To set the ball rolling, in September last year, the trio bought 20 emaciated but healthy cattle from pastoralists in Bisil in Kajiado, Rumuruti and Narok at prices ranging from Sh20,000 to Sh30,000. The animals were then taken through an intense and highly mathematical weight gaining programme that lasts 90 days.

“We have had our ups and downs. It is like taking cattle in a delicate spa experience for 90 days and when they emerge from there, they have attained the ideal market weight and produce the leanest, sweetest and softest meat that is premium,” Mr Mbugua explains.

Speaking of premium, as it is, the Kenyan market is ready and willing to buy beef that is juicy and mouth-watering as opposed to the hard beef sold in most butcheries. Unfortunately, there are few suppliers of such premium cuts.

“For a while, the Kenyan meat market has been highly undeveloped as buyers have been used to poor quality ‘nyama ya butcha’ but as the economy develops, so is the hospitality industry and with it comes a clientele that can pay more for quality meat. We saw this gap and capitalised on it.” 

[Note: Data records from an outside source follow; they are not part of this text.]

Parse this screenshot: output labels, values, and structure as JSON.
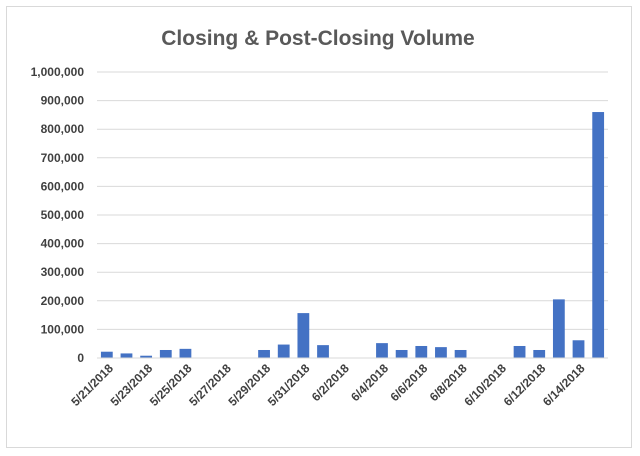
{
  "chart_data": {
    "type": "bar",
    "title": "Closing & Post-Closing Volume",
    "xlabel": "",
    "ylabel": "",
    "ylim": [
      0,
      1000000
    ],
    "yticks": [
      "0",
      "100,000",
      "200,000",
      "300,000",
      "400,000",
      "500,000",
      "600,000",
      "700,000",
      "800,000",
      "900,000",
      "1,000,000"
    ],
    "grid": true,
    "legend": "none",
    "bar_color": "#4472c4",
    "categories": [
      "5/21/2018",
      "5/22/2018",
      "5/23/2018",
      "5/24/2018",
      "5/25/2018",
      "5/26/2018",
      "5/27/2018",
      "5/28/2018",
      "5/29/2018",
      "5/30/2018",
      "5/31/2018",
      "6/1/2018",
      "6/2/2018",
      "6/3/2018",
      "6/4/2018",
      "6/5/2018",
      "6/6/2018",
      "6/7/2018",
      "6/8/2018",
      "6/9/2018",
      "6/10/2018",
      "6/11/2018",
      "6/12/2018",
      "6/13/2018",
      "6/14/2018",
      "6/15/2018"
    ],
    "xtick_labels": [
      "5/21/2018",
      "5/23/2018",
      "5/25/2018",
      "5/27/2018",
      "5/29/2018",
      "5/31/2018",
      "6/2/2018",
      "6/4/2018",
      "6/6/2018",
      "6/8/2018",
      "6/10/2018",
      "6/12/2018",
      "6/14/2018"
    ],
    "values": [
      22000,
      16000,
      8000,
      28000,
      32000,
      0,
      0,
      0,
      28000,
      47000,
      157000,
      45000,
      0,
      0,
      52000,
      28000,
      42000,
      38000,
      28000,
      0,
      0,
      42000,
      28000,
      205000,
      62000,
      860000
    ]
  }
}
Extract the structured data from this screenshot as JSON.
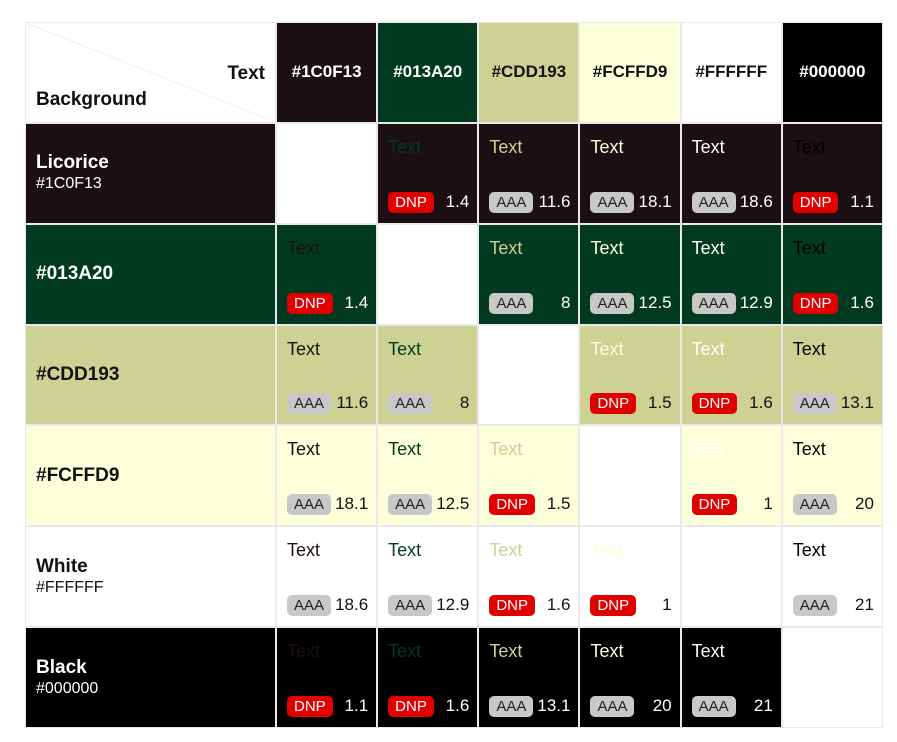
{
  "header": {
    "text_label": "Text",
    "background_label": "Background"
  },
  "colors": [
    {
      "hex": "#1C0F13",
      "name": "Licorice",
      "label": "#1C0F13"
    },
    {
      "hex": "#013A20",
      "name": "#013A20",
      "label": ""
    },
    {
      "hex": "#CDD193",
      "name": "#CDD193",
      "label": ""
    },
    {
      "hex": "#FCFFD9",
      "name": "#FCFFD9",
      "label": ""
    },
    {
      "hex": "#FFFFFF",
      "name": "White",
      "label": "#FFFFFF"
    },
    {
      "hex": "#000000",
      "name": "Black",
      "label": "#000000"
    }
  ],
  "sample_text": "Text",
  "matrix": [
    [
      null,
      {
        "rating": "DNP",
        "ratio": "1.4"
      },
      {
        "rating": "AAA",
        "ratio": "11.6"
      },
      {
        "rating": "AAA",
        "ratio": "18.1"
      },
      {
        "rating": "AAA",
        "ratio": "18.6"
      },
      {
        "rating": "DNP",
        "ratio": "1.1"
      }
    ],
    [
      {
        "rating": "DNP",
        "ratio": "1.4"
      },
      null,
      {
        "rating": "AAA",
        "ratio": "8"
      },
      {
        "rating": "AAA",
        "ratio": "12.5"
      },
      {
        "rating": "AAA",
        "ratio": "12.9"
      },
      {
        "rating": "DNP",
        "ratio": "1.6"
      }
    ],
    [
      {
        "rating": "AAA",
        "ratio": "11.6"
      },
      {
        "rating": "AAA",
        "ratio": "8"
      },
      null,
      {
        "rating": "DNP",
        "ratio": "1.5"
      },
      {
        "rating": "DNP",
        "ratio": "1.6"
      },
      {
        "rating": "AAA",
        "ratio": "13.1"
      }
    ],
    [
      {
        "rating": "AAA",
        "ratio": "18.1"
      },
      {
        "rating": "AAA",
        "ratio": "12.5"
      },
      {
        "rating": "DNP",
        "ratio": "1.5"
      },
      null,
      {
        "rating": "DNP",
        "ratio": "1"
      },
      {
        "rating": "AAA",
        "ratio": "20"
      }
    ],
    [
      {
        "rating": "AAA",
        "ratio": "18.6"
      },
      {
        "rating": "AAA",
        "ratio": "12.9"
      },
      {
        "rating": "DNP",
        "ratio": "1.6"
      },
      {
        "rating": "DNP",
        "ratio": "1"
      },
      null,
      {
        "rating": "AAA",
        "ratio": "21"
      }
    ],
    [
      {
        "rating": "DNP",
        "ratio": "1.1"
      },
      {
        "rating": "DNP",
        "ratio": "1.6"
      },
      {
        "rating": "AAA",
        "ratio": "13.1"
      },
      {
        "rating": "AAA",
        "ratio": "20"
      },
      {
        "rating": "AAA",
        "ratio": "21"
      },
      null
    ]
  ]
}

For rapid weight gain, the quantity and quality of feed matters.

Getting the market

After three months, the animals were ready for the market and luckily, the investors had secured a deal with Farmers Choice who buy from them the meat that is later sold to high end hotels. With a kilo selling at Sh1,000, they were able to recover their production costs. Securing a market with Farmers Choice, Mbugua says, was straightforward. For those interested, once you are ready with the animals and structures, you get in touch with them and within a week they send an official to assess the farm. If they are satisfied with what they see, you sign a contract and are good to go. Once the animals attain the ideal weight, you transport them to Farmers Choice and they pay within a week. With a ready market everything sounds easy for the trio but honestly, it has not been a walk in the park steering the ship to profitability as Mbugua attests.

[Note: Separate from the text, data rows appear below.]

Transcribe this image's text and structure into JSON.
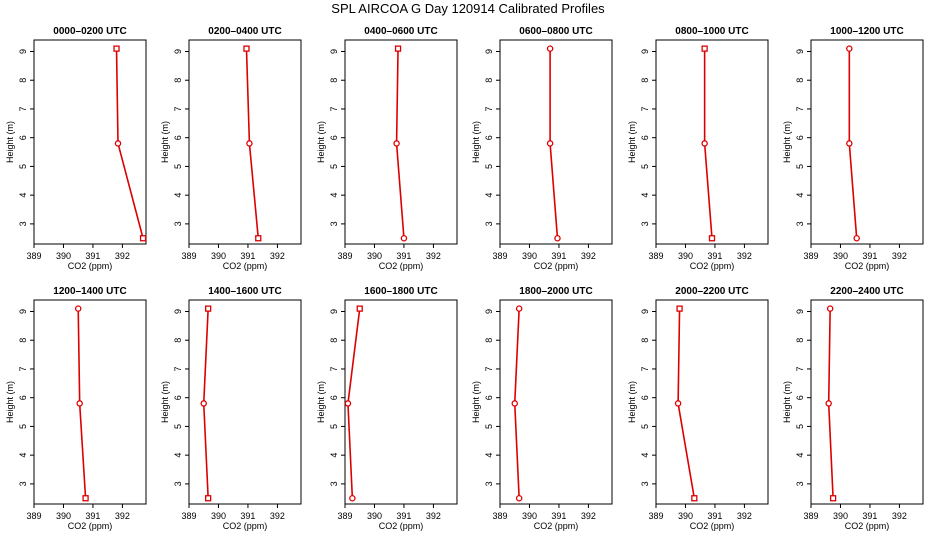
{
  "figure": {
    "title": "SPL AIRCOA G  Day 120914  Calibrated Profiles"
  },
  "style": {
    "line_color": "#dd0000",
    "frame_color": "#000000"
  },
  "chart_data": [
    {
      "type": "line",
      "title": "0000–0200 UTC",
      "xlabel": "CO2 (ppm)",
      "ylabel": "Height (m)",
      "xlim": [
        389,
        392.8
      ],
      "ylim": [
        2.3,
        9.4
      ],
      "xticks": [
        389,
        390,
        391,
        392
      ],
      "yticks": [
        3,
        4,
        5,
        6,
        7,
        8,
        9
      ],
      "series": [
        {
          "x": [
            392.7,
            391.85,
            391.8
          ],
          "y": [
            2.5,
            5.8,
            9.1
          ],
          "markers": [
            "square",
            "circle",
            "square"
          ]
        }
      ]
    },
    {
      "type": "line",
      "title": "0200–0400 UTC",
      "xlabel": "CO2 (ppm)",
      "ylabel": "Height (m)",
      "xlim": [
        389,
        392.8
      ],
      "ylim": [
        2.3,
        9.4
      ],
      "xticks": [
        389,
        390,
        391,
        392
      ],
      "yticks": [
        3,
        4,
        5,
        6,
        7,
        8,
        9
      ],
      "series": [
        {
          "x": [
            391.35,
            391.05,
            390.95
          ],
          "y": [
            2.5,
            5.8,
            9.1
          ],
          "markers": [
            "square",
            "circle",
            "square"
          ]
        }
      ]
    },
    {
      "type": "line",
      "title": "0400–0600 UTC",
      "xlabel": "CO2 (ppm)",
      "ylabel": "Height (m)",
      "xlim": [
        389,
        392.8
      ],
      "ylim": [
        2.3,
        9.4
      ],
      "xticks": [
        389,
        390,
        391,
        392
      ],
      "yticks": [
        3,
        4,
        5,
        6,
        7,
        8,
        9
      ],
      "series": [
        {
          "x": [
            391.0,
            390.75,
            390.8
          ],
          "y": [
            2.5,
            5.8,
            9.1
          ],
          "markers": [
            "circle",
            "circle",
            "square"
          ]
        }
      ]
    },
    {
      "type": "line",
      "title": "0600–0800 UTC",
      "xlabel": "CO2 (ppm)",
      "ylabel": "Height (m)",
      "xlim": [
        389,
        392.8
      ],
      "ylim": [
        2.3,
        9.4
      ],
      "xticks": [
        389,
        390,
        391,
        392
      ],
      "yticks": [
        3,
        4,
        5,
        6,
        7,
        8,
        9
      ],
      "series": [
        {
          "x": [
            390.95,
            390.7,
            390.7
          ],
          "y": [
            2.5,
            5.8,
            9.1
          ],
          "markers": [
            "circle",
            "circle",
            "circle"
          ]
        }
      ]
    },
    {
      "type": "line",
      "title": "0800–1000 UTC",
      "xlabel": "CO2 (ppm)",
      "ylabel": "Height (m)",
      "xlim": [
        389,
        392.8
      ],
      "ylim": [
        2.3,
        9.4
      ],
      "xticks": [
        389,
        390,
        391,
        392
      ],
      "yticks": [
        3,
        4,
        5,
        6,
        7,
        8,
        9
      ],
      "series": [
        {
          "x": [
            390.9,
            390.65,
            390.65
          ],
          "y": [
            2.5,
            5.8,
            9.1
          ],
          "markers": [
            "square",
            "circle",
            "square"
          ]
        }
      ]
    },
    {
      "type": "line",
      "title": "1000–1200 UTC",
      "xlabel": "CO2 (ppm)",
      "ylabel": "Height (m)",
      "xlim": [
        389,
        392.8
      ],
      "ylim": [
        2.3,
        9.4
      ],
      "xticks": [
        389,
        390,
        391,
        392
      ],
      "yticks": [
        3,
        4,
        5,
        6,
        7,
        8,
        9
      ],
      "series": [
        {
          "x": [
            390.55,
            390.3,
            390.3
          ],
          "y": [
            2.5,
            5.8,
            9.1
          ],
          "markers": [
            "circle",
            "circle",
            "circle"
          ]
        }
      ]
    },
    {
      "type": "line",
      "title": "1200–1400 UTC",
      "xlabel": "CO2 (ppm)",
      "ylabel": "Height (m)",
      "xlim": [
        389,
        392.8
      ],
      "ylim": [
        2.3,
        9.4
      ],
      "xticks": [
        389,
        390,
        391,
        392
      ],
      "yticks": [
        3,
        4,
        5,
        6,
        7,
        8,
        9
      ],
      "series": [
        {
          "x": [
            390.75,
            390.55,
            390.5
          ],
          "y": [
            2.5,
            5.8,
            9.1
          ],
          "markers": [
            "square",
            "circle",
            "circle"
          ]
        }
      ]
    },
    {
      "type": "line",
      "title": "1400–1600 UTC",
      "xlabel": "CO2 (ppm)",
      "ylabel": "Height (m)",
      "xlim": [
        389,
        392.8
      ],
      "ylim": [
        2.3,
        9.4
      ],
      "xticks": [
        389,
        390,
        391,
        392
      ],
      "yticks": [
        3,
        4,
        5,
        6,
        7,
        8,
        9
      ],
      "series": [
        {
          "x": [
            389.65,
            389.5,
            389.65
          ],
          "y": [
            2.5,
            5.8,
            9.1
          ],
          "markers": [
            "square",
            "circle",
            "square"
          ]
        }
      ]
    },
    {
      "type": "line",
      "title": "1600–1800 UTC",
      "xlabel": "CO2 (ppm)",
      "ylabel": "Height (m)",
      "xlim": [
        389,
        392.8
      ],
      "ylim": [
        2.3,
        9.4
      ],
      "xticks": [
        389,
        390,
        391,
        392
      ],
      "yticks": [
        3,
        4,
        5,
        6,
        7,
        8,
        9
      ],
      "series": [
        {
          "x": [
            389.25,
            389.1,
            389.5
          ],
          "y": [
            2.5,
            5.8,
            9.1
          ],
          "markers": [
            "circle",
            "circle",
            "square"
          ]
        }
      ]
    },
    {
      "type": "line",
      "title": "1800–2000 UTC",
      "xlabel": "CO2 (ppm)",
      "ylabel": "Height (m)",
      "xlim": [
        389,
        392.8
      ],
      "ylim": [
        2.3,
        9.4
      ],
      "xticks": [
        389,
        390,
        391,
        392
      ],
      "yticks": [
        3,
        4,
        5,
        6,
        7,
        8,
        9
      ],
      "series": [
        {
          "x": [
            389.65,
            389.5,
            389.65
          ],
          "y": [
            2.5,
            5.8,
            9.1
          ],
          "markers": [
            "circle",
            "circle",
            "circle"
          ]
        }
      ]
    },
    {
      "type": "line",
      "title": "2000–2200 UTC",
      "xlabel": "CO2 (ppm)",
      "ylabel": "Height (m)",
      "xlim": [
        389,
        392.8
      ],
      "ylim": [
        2.3,
        9.4
      ],
      "xticks": [
        389,
        390,
        391,
        392
      ],
      "yticks": [
        3,
        4,
        5,
        6,
        7,
        8,
        9
      ],
      "series": [
        {
          "x": [
            390.3,
            389.75,
            389.8
          ],
          "y": [
            2.5,
            5.8,
            9.1
          ],
          "markers": [
            "square",
            "circle",
            "square"
          ]
        }
      ]
    },
    {
      "type": "line",
      "title": "2200–2400 UTC",
      "xlabel": "CO2 (ppm)",
      "ylabel": "Height (m)",
      "xlim": [
        389,
        392.8
      ],
      "ylim": [
        2.3,
        9.4
      ],
      "xticks": [
        389,
        390,
        391,
        392
      ],
      "yticks": [
        3,
        4,
        5,
        6,
        7,
        8,
        9
      ],
      "series": [
        {
          "x": [
            389.75,
            389.6,
            389.65
          ],
          "y": [
            2.5,
            5.8,
            9.1
          ],
          "markers": [
            "square",
            "circle",
            "circle"
          ]
        }
      ]
    }
  ]
}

“Our biggest challenge is the cost of feeds and getting the math right in terms of the feed rations. You see, every day counts because the cow is expected to add 1,500 grams per day. This is critical because at the end of 90 days, they should have attained the market weight which is ideally 400kilos,” Mbugua explains.

And to succeed in their goal of weigh gaining, of importance at the setup stage is right animal selection. Dr Moses Olum a vet in Nairobi agrees saying the animal you select must be of a certain minimum weight and in good health. This is why it’s critical for a vet to be involved from the start. The breed is also important.

Vaccination is key

To avoid disease attacks given that the animals are weak when they are brought into the paddocks, vaccination is key. Equally critical is the feeding regimen that one must get perfectly right.

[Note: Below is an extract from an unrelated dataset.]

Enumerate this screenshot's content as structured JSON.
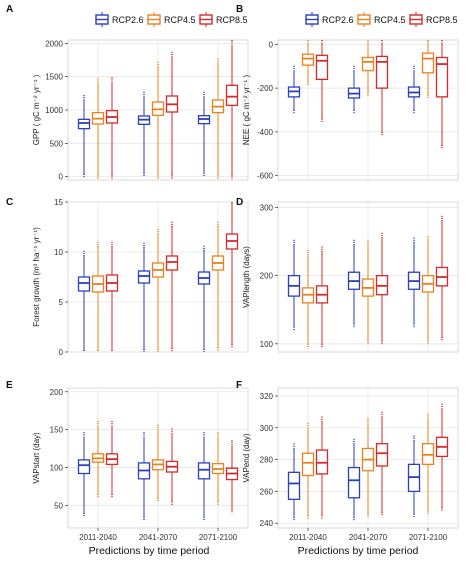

“We feed our animals on a high grain diet. But when they come to the feedlot on day one, because they are still weak, we start them off with starters to avoid shocking their system with complex foods,” Kagema explains.

Given that the feed mainly comprise human-quality maize, it has spiked production costs. Beginning of this year, they were buying a 90 kilo bag of maize at Sh1,800, but now it has shot up to Sh4,000. To jump the feeds hurdle, they have learnt the art of making their own feeds, and to get the rations right, they work closely with Dr Olum.

Once the animals stabilise, they are progressively given high grain diets to trigger rapid weight gain. Water is also given in plenty. And what is the biggest lesson they have learnt so far?

“Patience no doubt. Man, in this game you have to be patient and keen on details. The difference between making profit and a loss is one day. You cannot afford to have sick animal that will eat your food and at the end of the day will not attain desired weight. It’s is a delicate math,” Mbugua points out.

Tough as the journey may seem, the trio is optimistic and have no regrets.

“We plan to go big scale in future. The trick is e economies of scale, so we are looking at increasing our numbers to 1,000 cattle per cycle,” Kagema says.